Another Word For It Patrick Durusau on Topic Maps and Semantic Diversity

January 4, 2014

How NetFlix Reverse Engineered Hollywood [+ Perry Mason Mystery]

Filed under: BigData,Data Analysis,Data Mining,Web Scrapers — Patrick Durusau @ 4:47 pm

How NetFlix Reverse Engineered Hollywood by Alexis C. Madrigal.

From the post:

If you use Netflix, you’ve probably wondered about the specific genres that it suggests to you. Some of them just seem so specific that it’s absurd. Emotional Fight-the-System Documentaries? Period Pieces About Royalty Based on Real Life? Foreign Satanic Stories from the 1980s?

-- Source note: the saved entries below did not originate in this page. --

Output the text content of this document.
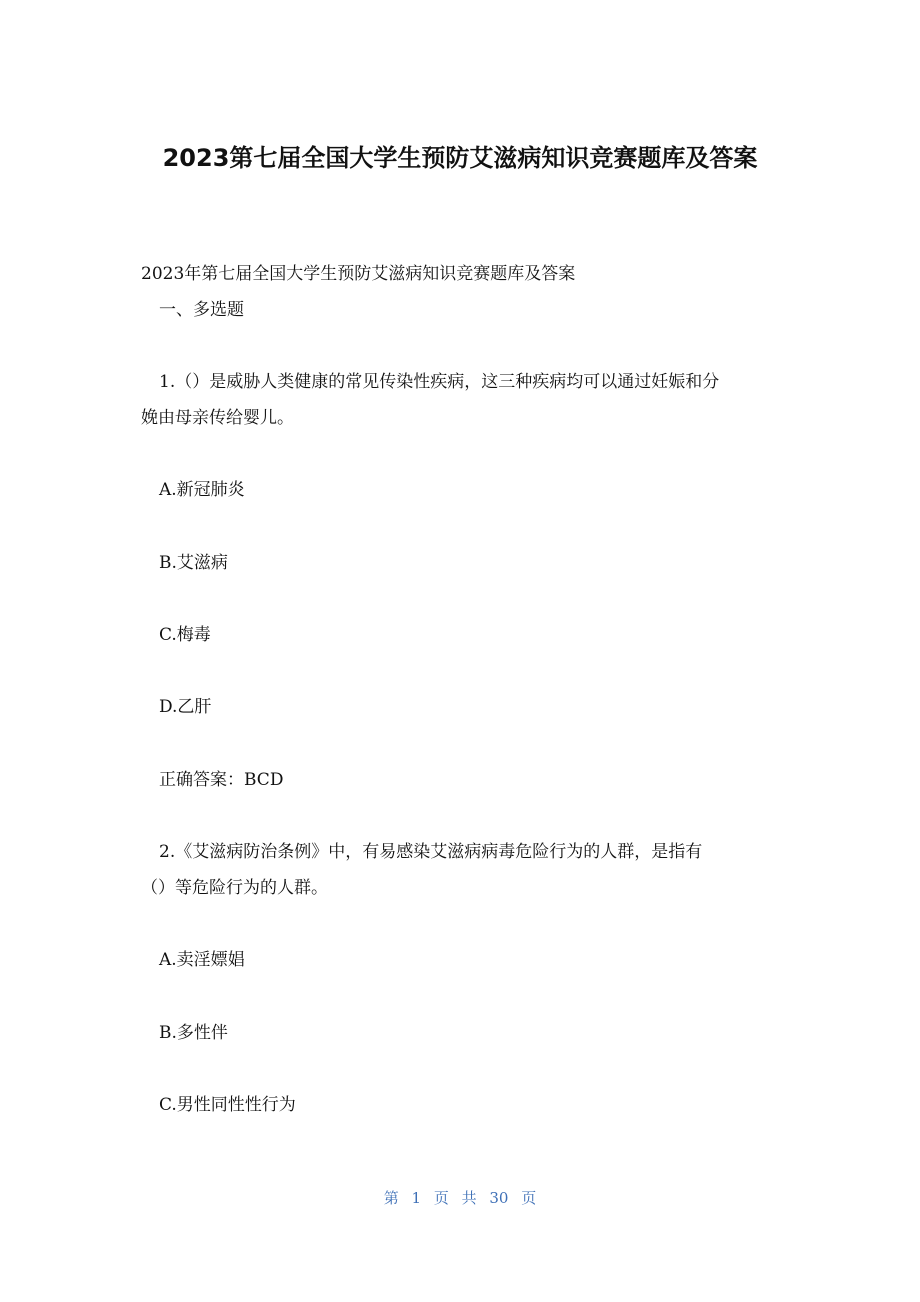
2023第七届全国大学生预防艾滋病知识竞赛题库及答案
2023年第七届全国大学生预防艾滋病知识竞赛题库及答案
一、多选题
1.（）是威胁人类健康的常见传染性疾病，这三种疾病均可以通过妊娠和分
娩由母亲传给婴儿。
A.新冠肺炎
B.艾滋病
C.梅毒
D.乙肝
正确答案：BCD
2.《艾滋病防治条例》中，有易感染艾滋病病毒危险行为的人群，是指有
（）等危险行为的人群。
A.卖淫嫖娼
B.多性伴
C.男性同性性行为
第 1 页 共 30 页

If Netflix can show such tiny slices of cinema to any given user, and they have 40 million users, how vast did their set of “personalized genres” need to be to describe the entire Hollywood universe?

This idle wonder turned to rabid fascination when I realized that I could capture each and every microgenre that Netflix’s algorithm has ever created.

Through a combination of elbow grease and spam-level repetition, we discovered that Netflix possesses not several hundred genres, or even several thousand, but 76,897 unique ways to describe types of movies.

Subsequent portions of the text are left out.